役に立つオモシロ医学論文

寒い時季は高血圧や心臓病に注意するべし

写真はイメージ(C)日刊ゲンダイ

 春が近づいていますが、まだまだ寒い日が続きます。「外の気温が低いと血圧は高くなる」ということをご存じの方も多いでしょう。これは体内の熱を逃がさないように血管が収縮するためです。ホースの口を狭くすると水圧が上昇するのと同じように、血管が収縮すると血圧は高くなります。

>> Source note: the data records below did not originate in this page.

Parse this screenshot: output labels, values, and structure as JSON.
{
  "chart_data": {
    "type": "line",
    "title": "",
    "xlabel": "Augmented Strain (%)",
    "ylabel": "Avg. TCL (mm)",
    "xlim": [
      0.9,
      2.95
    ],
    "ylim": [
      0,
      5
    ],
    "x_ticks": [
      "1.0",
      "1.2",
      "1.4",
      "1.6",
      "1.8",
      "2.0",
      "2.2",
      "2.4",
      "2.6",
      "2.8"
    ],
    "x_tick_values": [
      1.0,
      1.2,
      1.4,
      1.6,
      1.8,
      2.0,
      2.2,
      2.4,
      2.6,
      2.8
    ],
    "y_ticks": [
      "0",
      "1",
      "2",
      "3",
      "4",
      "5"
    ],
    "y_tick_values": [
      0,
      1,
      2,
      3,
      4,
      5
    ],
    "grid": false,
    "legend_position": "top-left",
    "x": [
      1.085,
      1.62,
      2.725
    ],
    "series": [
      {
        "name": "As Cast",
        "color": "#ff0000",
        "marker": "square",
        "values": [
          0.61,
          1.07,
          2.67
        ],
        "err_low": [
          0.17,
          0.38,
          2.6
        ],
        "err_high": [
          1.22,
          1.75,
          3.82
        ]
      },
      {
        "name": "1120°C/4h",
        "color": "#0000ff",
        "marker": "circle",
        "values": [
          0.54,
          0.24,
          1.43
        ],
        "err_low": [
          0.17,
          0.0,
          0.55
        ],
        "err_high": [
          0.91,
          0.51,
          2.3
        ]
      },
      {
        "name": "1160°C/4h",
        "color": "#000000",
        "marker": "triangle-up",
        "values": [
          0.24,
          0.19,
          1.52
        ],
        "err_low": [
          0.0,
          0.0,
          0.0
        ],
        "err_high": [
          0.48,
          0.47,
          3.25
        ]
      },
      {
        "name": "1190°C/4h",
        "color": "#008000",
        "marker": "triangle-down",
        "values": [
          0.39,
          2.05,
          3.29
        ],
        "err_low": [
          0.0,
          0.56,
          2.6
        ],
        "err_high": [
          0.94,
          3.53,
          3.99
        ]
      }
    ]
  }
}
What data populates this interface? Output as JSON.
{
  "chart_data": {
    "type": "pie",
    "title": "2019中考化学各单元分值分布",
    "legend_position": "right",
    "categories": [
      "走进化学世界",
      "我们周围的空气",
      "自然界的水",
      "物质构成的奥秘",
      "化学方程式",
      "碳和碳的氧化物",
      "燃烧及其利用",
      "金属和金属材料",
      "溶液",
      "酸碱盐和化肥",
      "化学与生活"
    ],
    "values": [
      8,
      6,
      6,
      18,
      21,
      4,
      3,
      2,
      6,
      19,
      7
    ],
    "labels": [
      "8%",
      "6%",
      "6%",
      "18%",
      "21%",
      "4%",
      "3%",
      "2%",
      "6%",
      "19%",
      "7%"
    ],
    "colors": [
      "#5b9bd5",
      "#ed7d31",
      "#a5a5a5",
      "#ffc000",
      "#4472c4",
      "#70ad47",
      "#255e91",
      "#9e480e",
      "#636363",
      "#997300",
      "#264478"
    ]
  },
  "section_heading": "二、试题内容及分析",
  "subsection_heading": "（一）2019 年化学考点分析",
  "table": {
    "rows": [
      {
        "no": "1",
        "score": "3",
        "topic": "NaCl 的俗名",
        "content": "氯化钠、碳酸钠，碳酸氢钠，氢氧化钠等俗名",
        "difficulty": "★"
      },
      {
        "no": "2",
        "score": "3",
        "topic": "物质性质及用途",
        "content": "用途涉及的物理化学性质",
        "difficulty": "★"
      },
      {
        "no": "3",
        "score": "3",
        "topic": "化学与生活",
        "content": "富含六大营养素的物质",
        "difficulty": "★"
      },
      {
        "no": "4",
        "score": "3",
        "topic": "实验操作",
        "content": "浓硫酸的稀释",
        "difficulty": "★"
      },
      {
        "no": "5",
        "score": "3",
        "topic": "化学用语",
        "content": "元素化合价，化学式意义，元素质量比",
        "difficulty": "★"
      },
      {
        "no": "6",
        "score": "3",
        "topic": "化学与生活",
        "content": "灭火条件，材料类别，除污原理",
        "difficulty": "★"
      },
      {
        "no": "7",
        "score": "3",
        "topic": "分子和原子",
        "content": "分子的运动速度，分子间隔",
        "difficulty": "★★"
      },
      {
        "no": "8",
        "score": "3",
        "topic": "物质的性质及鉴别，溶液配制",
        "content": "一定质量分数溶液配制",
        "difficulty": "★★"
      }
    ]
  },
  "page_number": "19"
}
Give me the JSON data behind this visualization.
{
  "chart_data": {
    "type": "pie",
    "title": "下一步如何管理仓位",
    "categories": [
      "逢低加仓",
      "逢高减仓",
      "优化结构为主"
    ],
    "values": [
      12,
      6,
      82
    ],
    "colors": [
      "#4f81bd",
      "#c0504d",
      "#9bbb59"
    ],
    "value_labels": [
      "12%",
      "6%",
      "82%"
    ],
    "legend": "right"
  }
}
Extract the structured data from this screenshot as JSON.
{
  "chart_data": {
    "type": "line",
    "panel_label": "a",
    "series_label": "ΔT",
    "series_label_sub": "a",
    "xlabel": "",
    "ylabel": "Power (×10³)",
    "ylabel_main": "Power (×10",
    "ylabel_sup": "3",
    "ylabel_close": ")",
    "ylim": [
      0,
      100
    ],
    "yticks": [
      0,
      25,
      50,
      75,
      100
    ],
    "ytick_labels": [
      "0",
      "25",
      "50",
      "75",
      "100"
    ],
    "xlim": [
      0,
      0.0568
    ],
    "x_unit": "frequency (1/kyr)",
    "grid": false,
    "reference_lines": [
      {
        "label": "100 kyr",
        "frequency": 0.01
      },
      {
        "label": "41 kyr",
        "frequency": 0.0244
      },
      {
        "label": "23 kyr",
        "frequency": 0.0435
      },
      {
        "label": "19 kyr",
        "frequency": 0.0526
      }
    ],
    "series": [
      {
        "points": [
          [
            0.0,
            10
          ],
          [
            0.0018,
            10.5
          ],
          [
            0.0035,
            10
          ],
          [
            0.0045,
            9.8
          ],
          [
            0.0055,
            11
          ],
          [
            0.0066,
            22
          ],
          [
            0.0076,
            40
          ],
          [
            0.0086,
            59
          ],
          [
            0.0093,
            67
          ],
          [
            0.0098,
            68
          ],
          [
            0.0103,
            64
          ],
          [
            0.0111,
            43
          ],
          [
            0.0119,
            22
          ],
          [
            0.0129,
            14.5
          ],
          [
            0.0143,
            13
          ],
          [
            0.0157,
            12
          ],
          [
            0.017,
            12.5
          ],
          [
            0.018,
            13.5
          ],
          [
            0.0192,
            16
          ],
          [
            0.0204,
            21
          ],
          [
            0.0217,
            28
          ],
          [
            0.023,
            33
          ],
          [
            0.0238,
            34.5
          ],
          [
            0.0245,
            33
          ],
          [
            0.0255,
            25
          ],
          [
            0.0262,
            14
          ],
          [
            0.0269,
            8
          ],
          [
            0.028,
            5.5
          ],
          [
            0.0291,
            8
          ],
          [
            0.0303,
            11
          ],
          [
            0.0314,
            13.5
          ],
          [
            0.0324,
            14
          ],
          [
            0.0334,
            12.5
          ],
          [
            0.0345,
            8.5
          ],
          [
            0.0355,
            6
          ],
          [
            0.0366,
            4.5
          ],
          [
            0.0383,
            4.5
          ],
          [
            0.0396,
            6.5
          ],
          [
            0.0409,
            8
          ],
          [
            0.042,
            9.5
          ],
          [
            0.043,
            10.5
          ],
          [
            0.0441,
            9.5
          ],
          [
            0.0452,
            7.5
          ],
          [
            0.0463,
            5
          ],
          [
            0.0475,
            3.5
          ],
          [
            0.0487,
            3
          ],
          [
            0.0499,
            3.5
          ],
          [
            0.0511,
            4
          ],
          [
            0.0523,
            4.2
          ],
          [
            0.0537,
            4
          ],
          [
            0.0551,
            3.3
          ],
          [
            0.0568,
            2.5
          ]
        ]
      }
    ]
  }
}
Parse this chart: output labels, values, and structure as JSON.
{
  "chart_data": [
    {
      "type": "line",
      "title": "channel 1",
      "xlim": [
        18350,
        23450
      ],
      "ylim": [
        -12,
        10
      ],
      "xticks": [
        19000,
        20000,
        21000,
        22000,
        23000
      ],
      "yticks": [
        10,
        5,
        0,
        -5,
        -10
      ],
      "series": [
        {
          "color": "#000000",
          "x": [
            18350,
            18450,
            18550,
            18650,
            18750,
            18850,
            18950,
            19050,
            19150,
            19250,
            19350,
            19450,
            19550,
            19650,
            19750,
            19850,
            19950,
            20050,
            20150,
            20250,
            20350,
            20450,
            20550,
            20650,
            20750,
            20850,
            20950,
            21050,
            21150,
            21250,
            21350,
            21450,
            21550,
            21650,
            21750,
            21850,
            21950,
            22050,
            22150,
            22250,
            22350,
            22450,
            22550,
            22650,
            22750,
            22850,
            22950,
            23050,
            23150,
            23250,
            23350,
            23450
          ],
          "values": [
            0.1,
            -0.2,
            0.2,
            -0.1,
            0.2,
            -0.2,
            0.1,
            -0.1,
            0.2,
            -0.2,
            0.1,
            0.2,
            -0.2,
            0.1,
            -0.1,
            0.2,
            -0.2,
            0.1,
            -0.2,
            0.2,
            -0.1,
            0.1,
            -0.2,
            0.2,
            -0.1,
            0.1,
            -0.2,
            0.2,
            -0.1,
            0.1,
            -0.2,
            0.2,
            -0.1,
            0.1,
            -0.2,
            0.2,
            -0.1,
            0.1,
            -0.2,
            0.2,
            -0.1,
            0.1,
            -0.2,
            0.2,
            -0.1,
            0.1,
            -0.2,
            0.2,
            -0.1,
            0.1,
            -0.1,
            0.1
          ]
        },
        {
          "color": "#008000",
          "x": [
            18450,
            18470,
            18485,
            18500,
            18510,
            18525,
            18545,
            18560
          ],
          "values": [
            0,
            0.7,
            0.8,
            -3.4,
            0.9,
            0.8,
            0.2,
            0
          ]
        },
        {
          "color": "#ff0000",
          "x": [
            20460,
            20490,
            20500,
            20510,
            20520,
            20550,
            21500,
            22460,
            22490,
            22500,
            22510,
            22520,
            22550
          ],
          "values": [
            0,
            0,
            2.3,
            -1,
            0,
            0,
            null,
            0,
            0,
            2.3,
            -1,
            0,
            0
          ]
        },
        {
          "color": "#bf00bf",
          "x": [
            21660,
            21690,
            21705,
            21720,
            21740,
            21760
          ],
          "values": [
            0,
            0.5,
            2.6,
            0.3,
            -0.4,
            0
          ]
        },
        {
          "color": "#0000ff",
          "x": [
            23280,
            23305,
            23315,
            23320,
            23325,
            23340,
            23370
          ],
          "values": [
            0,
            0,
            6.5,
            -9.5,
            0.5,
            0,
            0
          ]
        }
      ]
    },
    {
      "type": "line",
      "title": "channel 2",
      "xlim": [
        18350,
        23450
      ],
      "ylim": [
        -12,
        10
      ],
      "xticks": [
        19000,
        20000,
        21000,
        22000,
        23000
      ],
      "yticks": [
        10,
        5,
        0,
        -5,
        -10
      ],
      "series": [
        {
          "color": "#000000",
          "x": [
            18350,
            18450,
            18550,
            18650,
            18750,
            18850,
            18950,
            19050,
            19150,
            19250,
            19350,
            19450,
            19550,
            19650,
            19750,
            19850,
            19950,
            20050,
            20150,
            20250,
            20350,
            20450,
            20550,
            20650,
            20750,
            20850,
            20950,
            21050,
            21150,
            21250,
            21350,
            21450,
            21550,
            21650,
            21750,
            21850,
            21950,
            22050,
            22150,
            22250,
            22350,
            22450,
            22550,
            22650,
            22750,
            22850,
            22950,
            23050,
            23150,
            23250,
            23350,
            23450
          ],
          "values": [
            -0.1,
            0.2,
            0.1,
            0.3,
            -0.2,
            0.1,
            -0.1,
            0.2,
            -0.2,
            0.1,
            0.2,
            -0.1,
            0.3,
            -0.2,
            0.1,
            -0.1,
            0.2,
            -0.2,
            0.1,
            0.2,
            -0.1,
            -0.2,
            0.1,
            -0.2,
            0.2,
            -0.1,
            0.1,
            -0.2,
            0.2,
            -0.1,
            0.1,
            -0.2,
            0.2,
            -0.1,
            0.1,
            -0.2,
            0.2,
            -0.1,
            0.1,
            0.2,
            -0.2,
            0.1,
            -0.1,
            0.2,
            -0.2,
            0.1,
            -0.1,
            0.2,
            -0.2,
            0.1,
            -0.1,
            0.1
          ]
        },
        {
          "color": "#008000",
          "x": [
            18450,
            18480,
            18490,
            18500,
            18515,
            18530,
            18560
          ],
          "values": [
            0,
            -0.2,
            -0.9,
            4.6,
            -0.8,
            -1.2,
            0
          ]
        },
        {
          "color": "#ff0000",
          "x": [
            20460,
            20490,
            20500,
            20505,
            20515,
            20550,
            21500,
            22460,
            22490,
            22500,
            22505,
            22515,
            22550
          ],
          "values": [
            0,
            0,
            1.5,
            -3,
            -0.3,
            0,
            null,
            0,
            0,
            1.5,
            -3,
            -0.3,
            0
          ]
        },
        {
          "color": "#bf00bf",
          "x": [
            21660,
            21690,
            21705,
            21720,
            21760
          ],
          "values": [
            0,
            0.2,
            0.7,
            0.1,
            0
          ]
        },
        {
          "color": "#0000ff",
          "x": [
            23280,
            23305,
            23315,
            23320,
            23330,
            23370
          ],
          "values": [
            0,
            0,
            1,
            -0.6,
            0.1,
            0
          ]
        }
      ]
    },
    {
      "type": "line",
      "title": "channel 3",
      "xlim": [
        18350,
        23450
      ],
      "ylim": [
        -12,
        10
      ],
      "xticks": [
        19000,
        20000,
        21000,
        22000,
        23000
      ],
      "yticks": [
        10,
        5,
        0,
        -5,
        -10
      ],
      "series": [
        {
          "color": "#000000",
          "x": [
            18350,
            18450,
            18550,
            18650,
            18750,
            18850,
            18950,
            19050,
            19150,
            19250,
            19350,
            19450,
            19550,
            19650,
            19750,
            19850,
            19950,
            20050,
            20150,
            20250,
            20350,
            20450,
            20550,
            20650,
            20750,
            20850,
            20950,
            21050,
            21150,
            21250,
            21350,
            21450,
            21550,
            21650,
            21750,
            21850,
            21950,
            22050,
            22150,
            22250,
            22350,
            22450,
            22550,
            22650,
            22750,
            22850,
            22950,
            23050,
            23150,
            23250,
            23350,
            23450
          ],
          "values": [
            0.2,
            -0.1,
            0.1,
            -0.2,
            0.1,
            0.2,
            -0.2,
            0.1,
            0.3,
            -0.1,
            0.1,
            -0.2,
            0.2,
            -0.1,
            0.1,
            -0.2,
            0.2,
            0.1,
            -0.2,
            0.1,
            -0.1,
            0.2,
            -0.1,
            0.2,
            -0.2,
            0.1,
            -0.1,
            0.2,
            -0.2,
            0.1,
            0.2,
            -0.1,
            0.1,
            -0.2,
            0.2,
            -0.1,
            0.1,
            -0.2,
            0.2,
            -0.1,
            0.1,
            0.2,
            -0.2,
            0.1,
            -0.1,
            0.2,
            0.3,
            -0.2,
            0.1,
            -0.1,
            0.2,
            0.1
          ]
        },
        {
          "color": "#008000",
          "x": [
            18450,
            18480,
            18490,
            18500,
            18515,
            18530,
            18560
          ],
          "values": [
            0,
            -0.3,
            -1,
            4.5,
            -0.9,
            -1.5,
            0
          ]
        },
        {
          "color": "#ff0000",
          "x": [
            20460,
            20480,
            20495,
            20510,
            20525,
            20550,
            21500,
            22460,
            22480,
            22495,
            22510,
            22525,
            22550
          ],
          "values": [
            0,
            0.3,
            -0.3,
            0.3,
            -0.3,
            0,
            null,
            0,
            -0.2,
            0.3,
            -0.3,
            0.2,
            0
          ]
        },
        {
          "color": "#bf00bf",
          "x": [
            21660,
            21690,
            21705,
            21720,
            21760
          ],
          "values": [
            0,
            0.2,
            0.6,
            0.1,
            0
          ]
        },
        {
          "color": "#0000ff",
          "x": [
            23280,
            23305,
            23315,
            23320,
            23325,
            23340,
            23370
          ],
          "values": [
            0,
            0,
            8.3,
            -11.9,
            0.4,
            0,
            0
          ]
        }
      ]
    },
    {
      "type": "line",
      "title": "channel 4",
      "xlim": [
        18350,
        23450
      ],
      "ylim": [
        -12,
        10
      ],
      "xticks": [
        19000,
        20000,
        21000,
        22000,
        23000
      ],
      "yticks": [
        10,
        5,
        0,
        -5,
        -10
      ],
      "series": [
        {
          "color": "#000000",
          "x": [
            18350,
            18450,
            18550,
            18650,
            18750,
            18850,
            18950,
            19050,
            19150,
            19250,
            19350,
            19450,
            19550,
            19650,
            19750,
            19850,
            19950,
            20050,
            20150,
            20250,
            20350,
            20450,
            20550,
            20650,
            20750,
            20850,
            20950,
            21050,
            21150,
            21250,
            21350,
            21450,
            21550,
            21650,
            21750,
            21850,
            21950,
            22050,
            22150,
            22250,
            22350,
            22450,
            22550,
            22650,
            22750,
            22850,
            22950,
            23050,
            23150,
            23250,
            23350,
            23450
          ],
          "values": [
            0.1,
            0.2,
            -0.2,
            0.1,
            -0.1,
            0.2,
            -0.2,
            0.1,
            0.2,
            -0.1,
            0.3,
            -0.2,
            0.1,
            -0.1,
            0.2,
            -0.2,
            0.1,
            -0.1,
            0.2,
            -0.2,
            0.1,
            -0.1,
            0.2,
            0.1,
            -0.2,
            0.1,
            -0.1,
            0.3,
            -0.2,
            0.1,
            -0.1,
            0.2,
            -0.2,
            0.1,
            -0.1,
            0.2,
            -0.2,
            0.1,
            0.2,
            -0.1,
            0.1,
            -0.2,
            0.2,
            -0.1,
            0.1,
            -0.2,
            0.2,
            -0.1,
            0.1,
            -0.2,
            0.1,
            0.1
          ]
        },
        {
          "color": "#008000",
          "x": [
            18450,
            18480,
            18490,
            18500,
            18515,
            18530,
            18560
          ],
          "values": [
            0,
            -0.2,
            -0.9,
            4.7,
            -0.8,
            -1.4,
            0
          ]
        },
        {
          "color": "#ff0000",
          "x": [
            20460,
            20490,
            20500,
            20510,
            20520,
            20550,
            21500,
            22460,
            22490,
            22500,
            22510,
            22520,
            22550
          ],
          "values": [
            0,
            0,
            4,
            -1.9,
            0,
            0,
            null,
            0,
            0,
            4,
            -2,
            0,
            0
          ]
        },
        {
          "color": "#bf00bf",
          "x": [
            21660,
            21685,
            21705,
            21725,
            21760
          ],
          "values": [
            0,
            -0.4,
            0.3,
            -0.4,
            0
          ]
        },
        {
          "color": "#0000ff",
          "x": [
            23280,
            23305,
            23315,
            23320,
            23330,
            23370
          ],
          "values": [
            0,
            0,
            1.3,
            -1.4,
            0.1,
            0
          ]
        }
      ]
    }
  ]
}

 この理屈は理解しやすいですが、それによって、高血圧の合併症である心臓病は増えるのでしょうか。中国で行われた観察研究が、「欧州心臓病学会誌」(2015年5月号)に掲載されました。

 この研究は中国10地域において、過去に心臓病を経験した2万3040人(平均61歳)を解析したものです。外気温と血圧、心臓病発症の関連を7年間にわたり追跡調査しました。なお、年齢、性別、高血圧治療、喫煙、飲酒など、結果に影響を与え得る因子で統計的に補正して解析しています。

 その結果、収縮期血圧(上の血圧)は夏季(平均25.5度)で平均136mmHg、冬季(平均3.8度)で平均145mmHgと、統計的にも有意に冬季で高くなりました。外気温が5度以上という条件の下で、気温が10度下がると収縮期血圧が6.2mmHg上昇することが示されています。さらに、収縮期血圧が10mmHg上昇するごとに、心臓病による死亡は21%増加しました。心臓病による死亡は、夏季に比べて冬季で41%も多かったと報告しています。

 厚労省の統計でも、心臓病や脳卒中による死亡は秋から冬にかけて増加するようです。季節との関連性は、例えば感染症などの影響もあるかもしれませんが、冬場の寒さは血圧の上昇、そして心臓病にも注意が必要かもしれません。

青島周一

2004年城西大学薬学部卒。保険薬局勤務を経て12年9月より中野病院(栃木県栃木市)に勤務。“薬剤師によるEBM(科学的エビデンスに基づく医療)スタイル診療支援”の確立を目指し、その実践記録を自身のブログ「薬剤師の地域医療日誌」などに書き留めている。